Anger as school meals service is refused to Priory Youthreach

By Mary Dennehy

AN EDUCATIONAL centre for young people in Tallaght village has been refused the school meals programme for a third year running, despite more than half of its student coming from disadvantaged com-munities.

Priory Youthreach offers a supportive and structured education programme for young people between the ages of 15 and 20 years who, early school leavers, have been excluded from main stream education for a variety of personal and social reasons. 

Priory Youthreach Paul Curtis 14022017

As part of the programme, which covers basic subjects such as maths, English and computers, students also received a national training certificate in food and nutrition, with different groups taking it in turn to prepare the breakfasts and lunches for the school each day.

Priory Youthreach co-ordinator Paul Curtis told The Echo: “Alongside teaching the young people life skills such as cooking and nutrition in a functional kitchen, providing breakfasts and lunches also ensures that young people are not going through the day hungry and that they have energy for the day.

“Some of the young people that come to us could potentially be coming to Youthreach with no food if we did not provide it.”

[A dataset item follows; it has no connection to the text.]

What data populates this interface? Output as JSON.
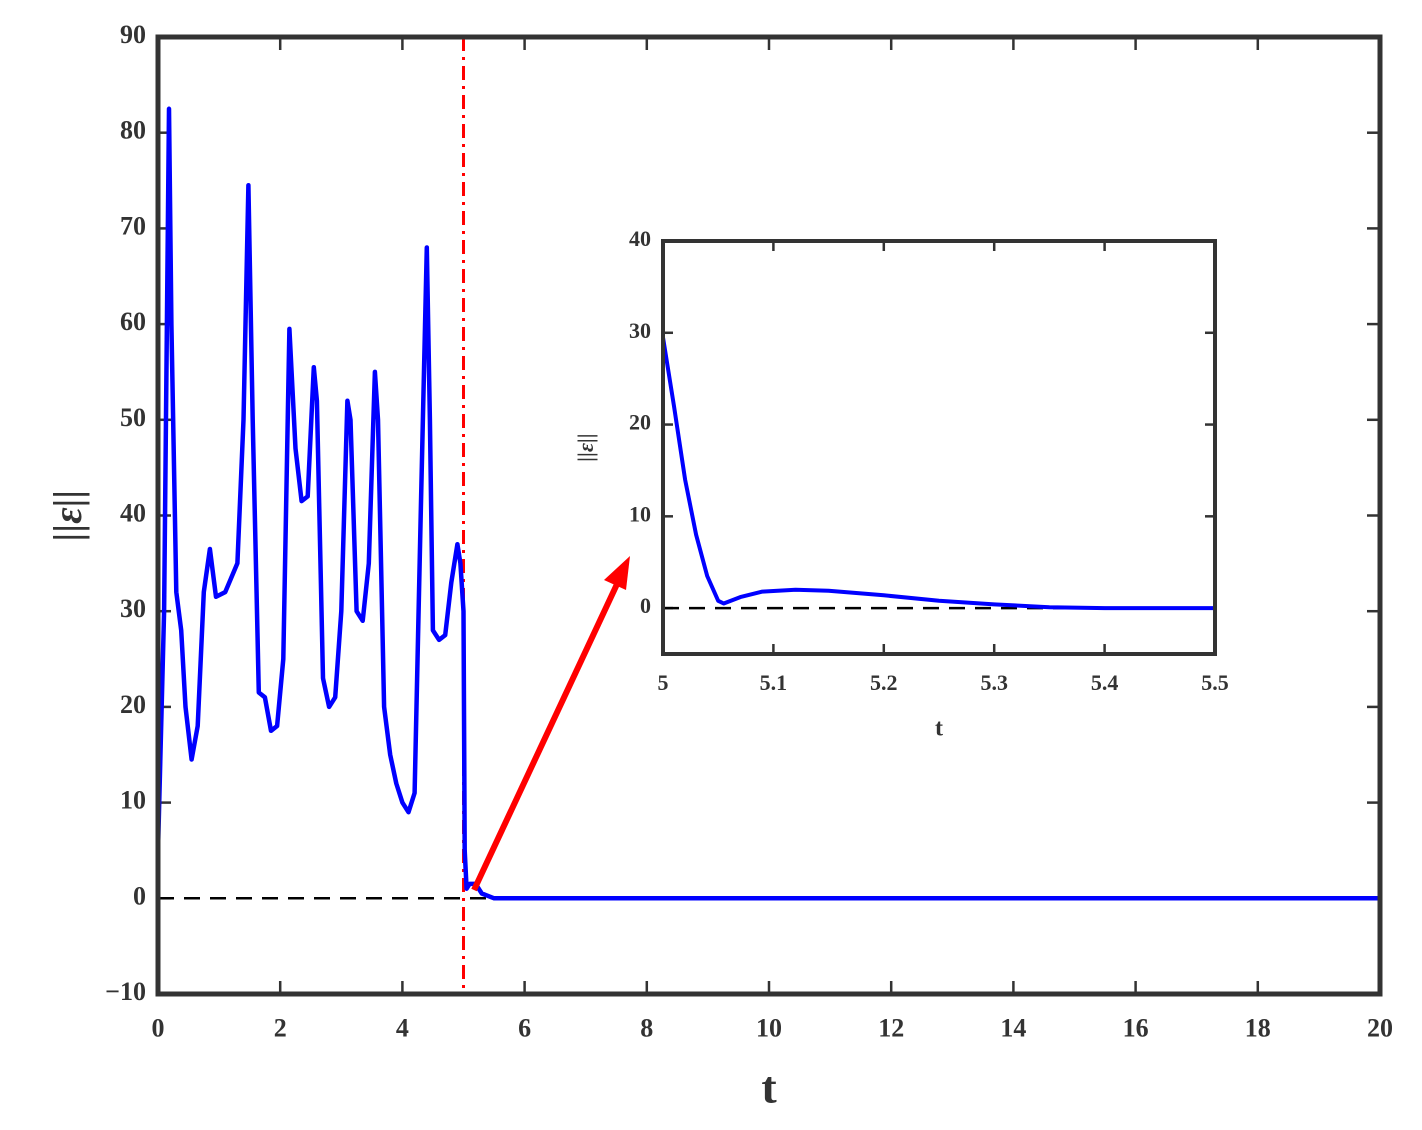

For the past three years Priory Youthreach has applied for funding for the school meals programme, but they have been turned down each time as it is not considered a ‘DEIS school’.

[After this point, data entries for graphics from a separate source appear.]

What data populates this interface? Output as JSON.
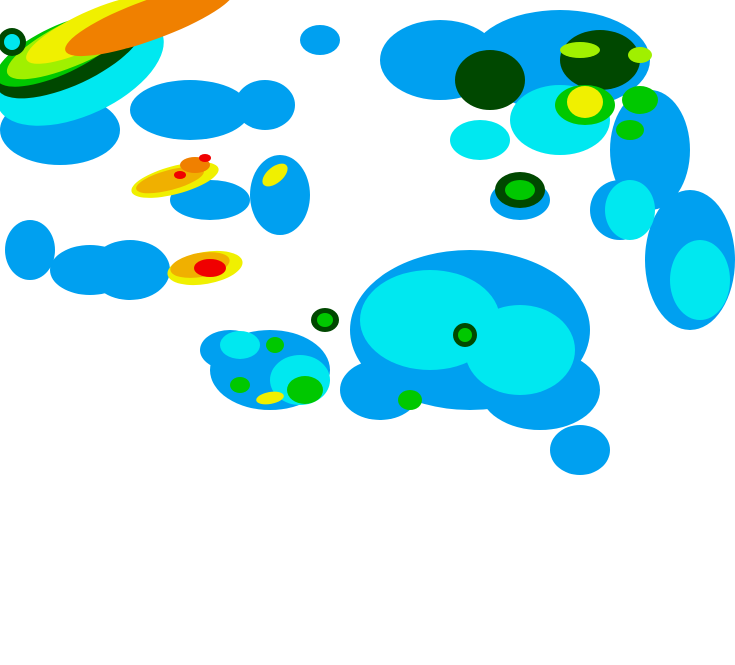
{
  "map": {
    "type": "precipitation-radar",
    "background": "#ffffff",
    "palette": {
      "light_blue": "#00a0f0",
      "cyan": "#00e8f0",
      "dark_green": "#004800",
      "green": "#00c800",
      "lime": "#a0f000",
      "yellow": "#f0f000",
      "orange": "#f08000",
      "light_orange": "#f0b000",
      "red": "#f00000"
    }
  }
}
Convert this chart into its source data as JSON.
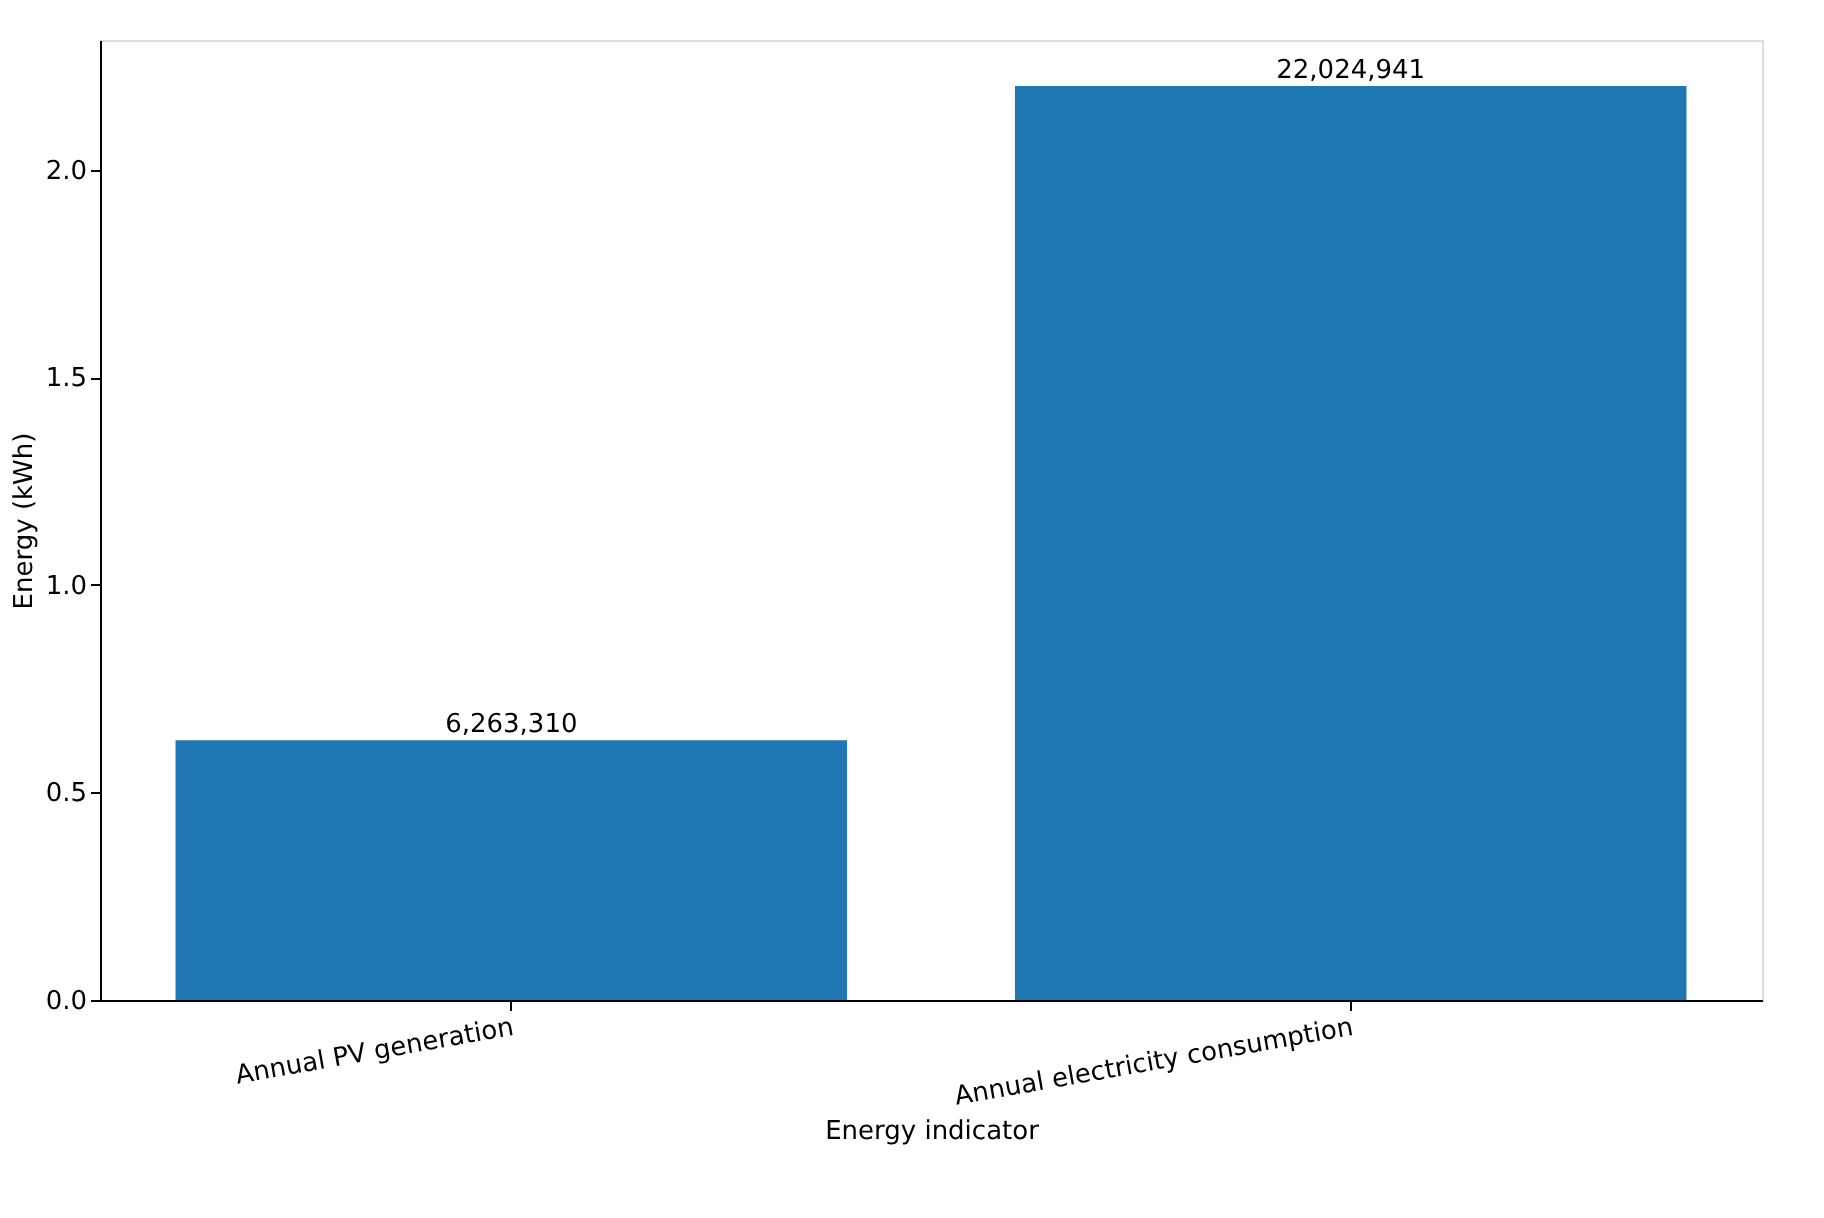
{
  "chart_data": {
    "type": "bar",
    "xlabel": "Energy indicator",
    "ylabel": "Energy (kWh)",
    "categories": [
      "Annual PV generation",
      "Annual electricity consumption"
    ],
    "values": [
      0.626,
      2.202
    ],
    "annotations": [
      "6,263,310",
      "22,024,941"
    ],
    "color": "#1f77b4",
    "ylim": [
      0,
      2.3126
    ],
    "yticks": [
      {
        "value": 0,
        "label": "0.0"
      },
      0.5,
      {
        "value": 1,
        "label": "1.0"
      },
      1.5,
      {
        "value": 2,
        "label": "2.0"
      }
    ],
    "grid": false
  }
}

Paul told The Echo: “This is very unfair, 16 of our 28 students come from disadvantaged communities, which have DEIS status in their schools, such as Jobstown, Killinarden, Fettercairn and Brookfield. 

“The village is not classed as a DEIS area, which I am very surprised at, and as a result Priory Youthreach is spending a third of its annual budget on food, which is a huge chunk of money that could be used for the upkeep and maintenance of the building and for academic reasons.

“It’s also very unfair when Tallaght’s second Youthreach centre in Killinarden has been granted funding even though we provide the same service and take young people from across the same catchment area.”

St Mary’s primary school in Tallaght village, which lies beside Priory Youthreach, lost its disadvantage status in 2011, with the busy school incurring a huge loss in terms of funding and staffing that year.

The change in status came as a shock to the school community at the time, who believed that something didn’t add up, considering St Dominic’s national school in Mountain Park, which lies a short walk away over the Charlie O’Toole Bridge, has DEIS status.

Local Sinn Féin TD Sean Crowe has been supporting Priory Youthreach in their application.

In response to a par-liamentary question Deputy Crowe lodged, the Minister for Social Protection Leo Varadkar wrote: “As the centre [Priory Youthreach] is not a DEIS school it was not considered for funding for the current academic year and this information was communicated to the organisation’s Co-ordinator.

“Officials in my Department are engaging with colleagues in the Department of Education and Skills in examining options regarding the provision of the additional funding to schools for the next school year.

“Priority will be provided to those schools where there is most need and the availability of funding for Youthreach centres can only be considered in the context of the take-up of the support by these schools.”

On reading the Minister’s response, which included information on the €42 million which benefited more than 200,000 children last year through the school meals programme, Paul said: “It’s all very well for the Minister to be quoting statistics back at us but the whole thing just doesn’t make sense and we will continue to appeal this and will be writing to all of our local representatives for support.”